Automated testing tools can perform basic security tests much more quickly and efficiently than human reviewers. Automated testing is not a substitute for human design analysis and penetration testing, however, since expert humans are still more effective than automated tools at identifying very subtle design flaws.

Human compliance management typically involves reviews of software functional and design specifications, as well as code walkthroughs. Peer or first level management reviews for security compliance can catch many obvious errors in design or implementation. It is also good idea to designate individuals within each development organization who develop special expertise in security standards and secure design principals, and who act as security experts for their development team. These experts can conduct in depth design reviews, and act as liaison with the corporate-level security team to monitor software security compliance. Companies may also choose to create a corporate-level team of security experts whose job is to review software designs and implementations for compliance with corporate policies, and/or conduct penetration testing exercises to identify vulnerabilities in software.
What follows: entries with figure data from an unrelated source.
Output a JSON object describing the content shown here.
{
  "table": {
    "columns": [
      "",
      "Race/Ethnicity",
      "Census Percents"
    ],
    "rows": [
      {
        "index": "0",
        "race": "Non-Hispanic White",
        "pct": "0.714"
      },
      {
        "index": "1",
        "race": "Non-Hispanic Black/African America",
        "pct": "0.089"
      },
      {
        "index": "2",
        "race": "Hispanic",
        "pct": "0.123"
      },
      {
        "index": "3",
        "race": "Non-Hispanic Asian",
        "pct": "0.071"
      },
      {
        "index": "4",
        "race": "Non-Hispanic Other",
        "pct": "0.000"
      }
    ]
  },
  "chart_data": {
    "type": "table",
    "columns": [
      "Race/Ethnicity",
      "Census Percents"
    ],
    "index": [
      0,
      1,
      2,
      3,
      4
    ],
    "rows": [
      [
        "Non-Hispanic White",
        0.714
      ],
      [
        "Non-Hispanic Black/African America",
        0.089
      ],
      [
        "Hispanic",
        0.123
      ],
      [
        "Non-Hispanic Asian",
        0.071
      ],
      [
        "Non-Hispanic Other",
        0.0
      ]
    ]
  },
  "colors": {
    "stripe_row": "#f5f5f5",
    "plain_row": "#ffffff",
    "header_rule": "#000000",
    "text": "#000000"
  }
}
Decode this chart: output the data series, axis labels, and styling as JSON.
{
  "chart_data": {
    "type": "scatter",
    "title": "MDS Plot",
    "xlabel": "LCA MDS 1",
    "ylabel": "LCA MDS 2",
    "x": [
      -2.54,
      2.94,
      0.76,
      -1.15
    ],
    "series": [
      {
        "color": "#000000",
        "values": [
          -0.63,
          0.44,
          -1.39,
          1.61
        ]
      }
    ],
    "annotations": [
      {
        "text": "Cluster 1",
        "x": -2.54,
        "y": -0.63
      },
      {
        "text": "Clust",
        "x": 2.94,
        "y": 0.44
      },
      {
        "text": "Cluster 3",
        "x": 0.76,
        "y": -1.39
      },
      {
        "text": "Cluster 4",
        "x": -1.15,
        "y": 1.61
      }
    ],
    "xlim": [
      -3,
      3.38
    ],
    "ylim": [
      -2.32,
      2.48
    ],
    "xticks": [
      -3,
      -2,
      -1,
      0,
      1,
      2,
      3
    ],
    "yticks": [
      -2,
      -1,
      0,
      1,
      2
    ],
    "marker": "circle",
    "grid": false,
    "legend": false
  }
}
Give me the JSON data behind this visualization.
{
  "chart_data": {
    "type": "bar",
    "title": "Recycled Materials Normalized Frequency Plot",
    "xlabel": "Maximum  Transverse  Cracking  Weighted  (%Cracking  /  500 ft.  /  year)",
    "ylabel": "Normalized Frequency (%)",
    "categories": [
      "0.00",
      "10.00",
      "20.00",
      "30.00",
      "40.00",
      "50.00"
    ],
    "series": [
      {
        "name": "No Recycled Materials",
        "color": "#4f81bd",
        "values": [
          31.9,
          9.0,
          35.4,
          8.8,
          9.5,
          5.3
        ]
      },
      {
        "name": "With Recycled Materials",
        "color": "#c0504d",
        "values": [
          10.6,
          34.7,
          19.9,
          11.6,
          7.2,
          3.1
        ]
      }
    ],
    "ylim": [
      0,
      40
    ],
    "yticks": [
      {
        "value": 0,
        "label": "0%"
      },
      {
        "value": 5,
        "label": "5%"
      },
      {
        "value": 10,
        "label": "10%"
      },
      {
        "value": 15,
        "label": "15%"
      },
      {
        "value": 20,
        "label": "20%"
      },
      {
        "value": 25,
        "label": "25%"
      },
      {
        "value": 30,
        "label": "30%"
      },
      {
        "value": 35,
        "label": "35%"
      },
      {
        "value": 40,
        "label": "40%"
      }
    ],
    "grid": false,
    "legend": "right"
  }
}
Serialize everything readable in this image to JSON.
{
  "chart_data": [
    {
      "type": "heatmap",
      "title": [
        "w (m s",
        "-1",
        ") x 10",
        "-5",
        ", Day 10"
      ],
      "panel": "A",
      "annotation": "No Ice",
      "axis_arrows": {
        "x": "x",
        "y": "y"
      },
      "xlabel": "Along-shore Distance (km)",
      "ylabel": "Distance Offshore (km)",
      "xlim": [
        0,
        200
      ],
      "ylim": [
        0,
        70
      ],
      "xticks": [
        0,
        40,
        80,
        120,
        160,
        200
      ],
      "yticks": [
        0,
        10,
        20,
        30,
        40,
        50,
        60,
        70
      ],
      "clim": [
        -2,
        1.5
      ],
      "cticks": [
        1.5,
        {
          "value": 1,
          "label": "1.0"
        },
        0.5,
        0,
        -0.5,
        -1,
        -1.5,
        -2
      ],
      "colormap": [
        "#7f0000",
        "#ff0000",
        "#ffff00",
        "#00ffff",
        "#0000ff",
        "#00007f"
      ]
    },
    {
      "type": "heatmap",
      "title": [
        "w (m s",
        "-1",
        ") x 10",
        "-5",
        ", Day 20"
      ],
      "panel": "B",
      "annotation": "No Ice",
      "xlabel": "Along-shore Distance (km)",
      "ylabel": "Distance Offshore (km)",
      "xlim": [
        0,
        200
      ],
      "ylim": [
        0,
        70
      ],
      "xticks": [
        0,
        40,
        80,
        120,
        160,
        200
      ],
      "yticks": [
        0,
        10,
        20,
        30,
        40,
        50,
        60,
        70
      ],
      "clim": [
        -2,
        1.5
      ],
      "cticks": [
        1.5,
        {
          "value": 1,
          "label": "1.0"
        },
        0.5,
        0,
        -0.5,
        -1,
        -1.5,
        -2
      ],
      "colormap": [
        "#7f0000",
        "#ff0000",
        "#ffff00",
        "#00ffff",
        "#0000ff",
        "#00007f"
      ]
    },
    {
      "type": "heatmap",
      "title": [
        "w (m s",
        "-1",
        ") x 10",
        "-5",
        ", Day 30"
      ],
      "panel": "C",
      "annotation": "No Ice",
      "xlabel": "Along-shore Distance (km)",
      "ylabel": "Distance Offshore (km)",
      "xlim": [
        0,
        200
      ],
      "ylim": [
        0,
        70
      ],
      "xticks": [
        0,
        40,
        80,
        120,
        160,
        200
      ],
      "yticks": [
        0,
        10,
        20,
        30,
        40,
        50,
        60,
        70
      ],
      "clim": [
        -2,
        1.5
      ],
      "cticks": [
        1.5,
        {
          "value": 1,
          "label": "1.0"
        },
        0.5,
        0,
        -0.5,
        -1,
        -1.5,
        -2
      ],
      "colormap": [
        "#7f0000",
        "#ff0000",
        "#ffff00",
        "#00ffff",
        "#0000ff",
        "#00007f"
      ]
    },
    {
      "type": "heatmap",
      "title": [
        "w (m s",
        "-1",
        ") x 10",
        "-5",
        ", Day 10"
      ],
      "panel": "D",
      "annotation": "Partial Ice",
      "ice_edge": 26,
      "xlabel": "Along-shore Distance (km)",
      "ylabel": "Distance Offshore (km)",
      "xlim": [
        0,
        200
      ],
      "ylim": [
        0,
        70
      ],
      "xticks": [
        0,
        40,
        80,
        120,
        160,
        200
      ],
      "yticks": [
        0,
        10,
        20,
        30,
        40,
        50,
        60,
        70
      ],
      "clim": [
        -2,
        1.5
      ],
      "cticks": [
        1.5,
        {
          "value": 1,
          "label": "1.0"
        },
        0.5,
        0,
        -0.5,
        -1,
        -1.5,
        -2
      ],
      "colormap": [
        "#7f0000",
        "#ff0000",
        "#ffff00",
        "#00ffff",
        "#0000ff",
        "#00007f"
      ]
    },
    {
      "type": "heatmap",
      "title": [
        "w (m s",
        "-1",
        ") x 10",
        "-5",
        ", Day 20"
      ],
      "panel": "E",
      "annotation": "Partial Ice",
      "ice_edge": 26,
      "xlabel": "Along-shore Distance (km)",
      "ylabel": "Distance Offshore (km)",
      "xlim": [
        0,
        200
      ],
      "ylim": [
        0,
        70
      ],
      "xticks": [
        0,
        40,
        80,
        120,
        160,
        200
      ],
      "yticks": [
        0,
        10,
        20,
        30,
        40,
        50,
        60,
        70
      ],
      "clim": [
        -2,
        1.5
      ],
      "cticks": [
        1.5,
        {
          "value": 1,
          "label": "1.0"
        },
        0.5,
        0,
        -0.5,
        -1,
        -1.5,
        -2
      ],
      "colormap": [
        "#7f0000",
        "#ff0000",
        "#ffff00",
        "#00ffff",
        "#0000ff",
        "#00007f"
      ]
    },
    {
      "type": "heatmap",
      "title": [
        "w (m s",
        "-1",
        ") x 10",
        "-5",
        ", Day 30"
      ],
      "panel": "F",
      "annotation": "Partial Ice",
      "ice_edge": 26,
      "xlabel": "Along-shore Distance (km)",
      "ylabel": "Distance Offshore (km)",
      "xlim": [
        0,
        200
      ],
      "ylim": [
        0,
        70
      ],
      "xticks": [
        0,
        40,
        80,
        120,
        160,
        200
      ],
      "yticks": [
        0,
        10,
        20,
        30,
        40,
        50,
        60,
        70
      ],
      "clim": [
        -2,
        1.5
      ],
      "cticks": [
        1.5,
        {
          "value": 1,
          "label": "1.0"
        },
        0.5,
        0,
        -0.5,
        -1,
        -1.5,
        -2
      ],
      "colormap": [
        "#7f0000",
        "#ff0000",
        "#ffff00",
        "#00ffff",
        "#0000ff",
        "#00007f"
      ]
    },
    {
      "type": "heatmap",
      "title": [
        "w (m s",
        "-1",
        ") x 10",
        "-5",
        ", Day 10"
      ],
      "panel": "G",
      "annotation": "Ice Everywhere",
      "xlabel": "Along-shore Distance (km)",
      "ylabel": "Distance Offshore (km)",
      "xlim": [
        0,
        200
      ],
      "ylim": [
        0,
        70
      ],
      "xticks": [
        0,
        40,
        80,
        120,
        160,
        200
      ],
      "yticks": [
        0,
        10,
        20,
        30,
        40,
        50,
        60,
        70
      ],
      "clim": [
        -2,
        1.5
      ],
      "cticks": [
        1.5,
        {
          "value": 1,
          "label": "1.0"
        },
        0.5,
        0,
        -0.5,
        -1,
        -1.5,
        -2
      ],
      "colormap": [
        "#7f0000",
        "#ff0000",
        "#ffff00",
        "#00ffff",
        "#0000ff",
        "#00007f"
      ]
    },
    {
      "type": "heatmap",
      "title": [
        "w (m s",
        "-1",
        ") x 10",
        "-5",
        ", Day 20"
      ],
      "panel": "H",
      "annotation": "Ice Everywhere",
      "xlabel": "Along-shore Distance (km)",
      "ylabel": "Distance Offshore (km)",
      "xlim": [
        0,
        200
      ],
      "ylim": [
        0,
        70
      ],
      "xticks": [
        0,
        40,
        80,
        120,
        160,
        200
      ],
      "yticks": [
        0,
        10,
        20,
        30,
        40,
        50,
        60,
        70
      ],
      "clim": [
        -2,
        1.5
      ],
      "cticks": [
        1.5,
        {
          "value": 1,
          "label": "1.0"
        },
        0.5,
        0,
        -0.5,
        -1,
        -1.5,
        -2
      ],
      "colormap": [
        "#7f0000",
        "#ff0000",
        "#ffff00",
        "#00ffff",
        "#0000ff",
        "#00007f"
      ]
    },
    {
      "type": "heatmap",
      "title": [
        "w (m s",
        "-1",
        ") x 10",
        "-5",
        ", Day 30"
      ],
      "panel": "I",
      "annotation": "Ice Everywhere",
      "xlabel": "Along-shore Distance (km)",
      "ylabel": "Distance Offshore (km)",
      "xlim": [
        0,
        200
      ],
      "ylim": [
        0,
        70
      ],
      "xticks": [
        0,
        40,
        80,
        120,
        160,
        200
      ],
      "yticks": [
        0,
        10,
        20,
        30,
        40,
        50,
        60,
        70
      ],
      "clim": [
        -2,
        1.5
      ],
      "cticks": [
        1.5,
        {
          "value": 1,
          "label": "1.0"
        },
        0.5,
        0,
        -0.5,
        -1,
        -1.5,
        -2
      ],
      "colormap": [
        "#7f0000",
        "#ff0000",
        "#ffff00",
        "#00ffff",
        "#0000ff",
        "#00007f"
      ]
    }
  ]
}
When security problems are identified in software, businesses must analyze the root cause. Specifically, they should determine whether security problems were due to omissions or lack of clarity in security standards or security training, or whether developers did not adhere to security standards and processes in the development process. In the former case, the corporate security team should update their standards or training as needed to ensure that associated problems do not occur in the future. In the latter case, businesses must ensure that there are appropriate sanctions for violation of corporate security policies. Employees who are responsible for software security problems through deliberate negligence must be held accountable if security problems are to be avoided.

Software security has become a top management concern since executives now recognize that problems in software cost them money, can affect business reputations, and can have a very real impact on company profitability. Companies can reduce security problems by defining secure software standards, ensuring their software professionals understand those standards and enforcing compliance with them.